Search code examples
elasticsearchelasticsearch-analyzers

Elasticsearch - at&t and procter&gamble cases


By default Elasticsearch with English analyzer breaks at&t into tokens at, t and then removes at as a stopword.

POST _analyze
{
  "analyzer": "english", 
  "text": "A word AT&T Procter&Gamble"
}

As a result tokens look like:

{
  "tokens" : [
    {
      "token" : "word",
      "start_offset" : 2,
      "end_offset" : 6,
      "type" : "<ALPHANUM>",
      "position" : 1
    },
    {
      "token" : "t",
      "start_offset" : 10,
      "end_offset" : 11,
      "type" : "<ALPHANUM>",
      "position" : 3
    },
    {
      "token" : "procter",
      "start_offset" : 12,
      "end_offset" : 19,
      "type" : "<ALPHANUM>",
      "position" : 4
    },
    {
      "token" : "gambl",
      "start_offset" : 20,
      "end_offset" : 26,
      "type" : "<ALPHANUM>",
      "position" : 5
    }
  ]
}

I want to be able to match exactly at&t and at the same time to be able to search for procter&gamble exactly and to be able to search for e.g. only procter.

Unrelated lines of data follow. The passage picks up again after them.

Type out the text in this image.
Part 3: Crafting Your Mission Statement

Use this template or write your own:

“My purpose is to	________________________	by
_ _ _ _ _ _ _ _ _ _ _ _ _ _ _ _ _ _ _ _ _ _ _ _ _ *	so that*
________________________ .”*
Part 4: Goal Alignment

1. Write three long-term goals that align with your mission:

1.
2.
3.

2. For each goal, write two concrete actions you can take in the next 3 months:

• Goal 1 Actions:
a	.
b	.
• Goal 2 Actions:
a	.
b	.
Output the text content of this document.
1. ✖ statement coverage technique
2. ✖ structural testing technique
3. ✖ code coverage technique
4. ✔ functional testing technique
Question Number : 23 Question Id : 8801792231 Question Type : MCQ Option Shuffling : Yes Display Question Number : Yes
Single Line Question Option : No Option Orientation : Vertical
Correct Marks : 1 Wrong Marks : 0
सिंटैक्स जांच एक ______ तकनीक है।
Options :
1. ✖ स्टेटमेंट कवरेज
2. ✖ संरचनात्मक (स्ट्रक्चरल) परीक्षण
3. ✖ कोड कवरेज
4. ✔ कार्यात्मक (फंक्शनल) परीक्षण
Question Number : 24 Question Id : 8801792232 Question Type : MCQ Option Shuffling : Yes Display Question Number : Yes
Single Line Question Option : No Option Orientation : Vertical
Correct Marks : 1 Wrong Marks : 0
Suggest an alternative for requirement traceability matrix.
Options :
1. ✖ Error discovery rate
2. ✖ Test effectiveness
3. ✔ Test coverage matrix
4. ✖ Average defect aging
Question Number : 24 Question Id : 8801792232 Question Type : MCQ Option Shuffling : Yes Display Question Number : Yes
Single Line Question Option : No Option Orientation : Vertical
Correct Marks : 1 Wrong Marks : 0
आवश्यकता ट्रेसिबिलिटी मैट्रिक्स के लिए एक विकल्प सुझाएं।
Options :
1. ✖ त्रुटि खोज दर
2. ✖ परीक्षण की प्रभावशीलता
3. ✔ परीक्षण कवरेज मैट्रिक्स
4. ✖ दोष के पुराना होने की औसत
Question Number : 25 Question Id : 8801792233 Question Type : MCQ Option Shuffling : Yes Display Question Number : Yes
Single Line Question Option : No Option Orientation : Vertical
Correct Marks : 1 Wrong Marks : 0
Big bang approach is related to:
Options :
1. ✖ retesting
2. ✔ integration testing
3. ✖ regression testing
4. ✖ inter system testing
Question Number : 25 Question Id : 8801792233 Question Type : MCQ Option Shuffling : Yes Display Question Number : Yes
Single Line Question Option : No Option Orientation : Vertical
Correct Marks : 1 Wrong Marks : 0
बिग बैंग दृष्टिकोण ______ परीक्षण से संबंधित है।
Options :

So I want to build an analizer which created both tokens at&t and t for the at&t string and procter, gambl, procter&gamble for procter&gamble.

It there a way to create such an analyzer? Or should I create 2 index fields - one for regular English analyzer and the other one for English except tokenization by & ?


Solution

  • Mappings: You can tokenize on whitespace and use a word delimiter filter to create tokens for at&t

    {
      "settings": {
        "analysis": {
          "analyzer": {
            "whitespace_with_acronymns": {
              "tokenizer": "whitespace",
              "filter": [
                "lowercase",
                "acronymns"
              ]
            }
          },
          "filter": {
            "acronymns": {
              "type": "word_delimiter_graph",
              "catenate_all": true
            }
          }
        }
      }
    }
    

    Tokens:

    {
      "analyzer": "whitespace_with_acronymns", 
      "text": "A word AT&T Procter&Gamble"
    }
    

    Result: at&t is tokenized as at,t,att, so you can search this by at,t and at&t.

    {
      "tokens" : [
        {
          "token" : "a",
          "start_offset" : 0,
          "end_offset" : 1,
          "type" : "word",
          "position" : 0
        },
        {
          "token" : "word",
          "start_offset" : 2,
          "end_offset" : 6,
          "type" : "word",
          "position" : 1
        },
        {
          "token" : "at",
          "start_offset" : 7,
          "end_offset" : 9,
          "type" : "word",
          "position" : 2
        },
        {
          "token" : "att",
          "start_offset" : 7,
          "end_offset" : 11,
          "type" : "word",
          "position" : 2
        },
        {
          "token" : "t",
          "start_offset" : 10,
          "end_offset" : 11,
          "type" : "word",
          "position" : 3
        },
        {
          "token" : "procter",
          "start_offset" : 12,
          "end_offset" : 19,
          "type" : "word",
          "position" : 4
        },
        {
          "token" : "proctergamble",
          "start_offset" : 12,
          "end_offset" : 26,
          "type" : "word",
          "position" : 4
        },
        {
          "token" : "gamble",
          "start_offset" : 20,
          "end_offset" : 26,
          "type" : "word",
          "position" : 5
        }
      ]
    }
    

    If you want to remove stop word "at", you can add stopword filter

    {
      "settings": {
        "analysis": {
          "analyzer": {
            "whitespace_with_acronymns": {
              "tokenizer": "whitespace",
              "filter": [
                "lowercase",
                "acronymns",
                "english_possessive_stemmer",
                "english_stop",
                "english_keywords",
                "english_stemmer"
              ]
            }
          },
          "filter": {
            "acronymns": {
              "type": "word_delimiter_graph",
              "catenate_all": true
            },
            "english_stop": {
              "type":       "stop",
              "stopwords":  "_english_" 
            },
            "english_keywords": {
              "type":       "keyword_marker",
              "keywords":   ["example"] 
            },
            "english_stemmer": {
              "type":       "stemmer",
              "language":   "english"
            },
            "english_possessive_stemmer": {
              "type":       "stemmer",
              "language":   "possessive_english"
            }
          }
        }
      }
    }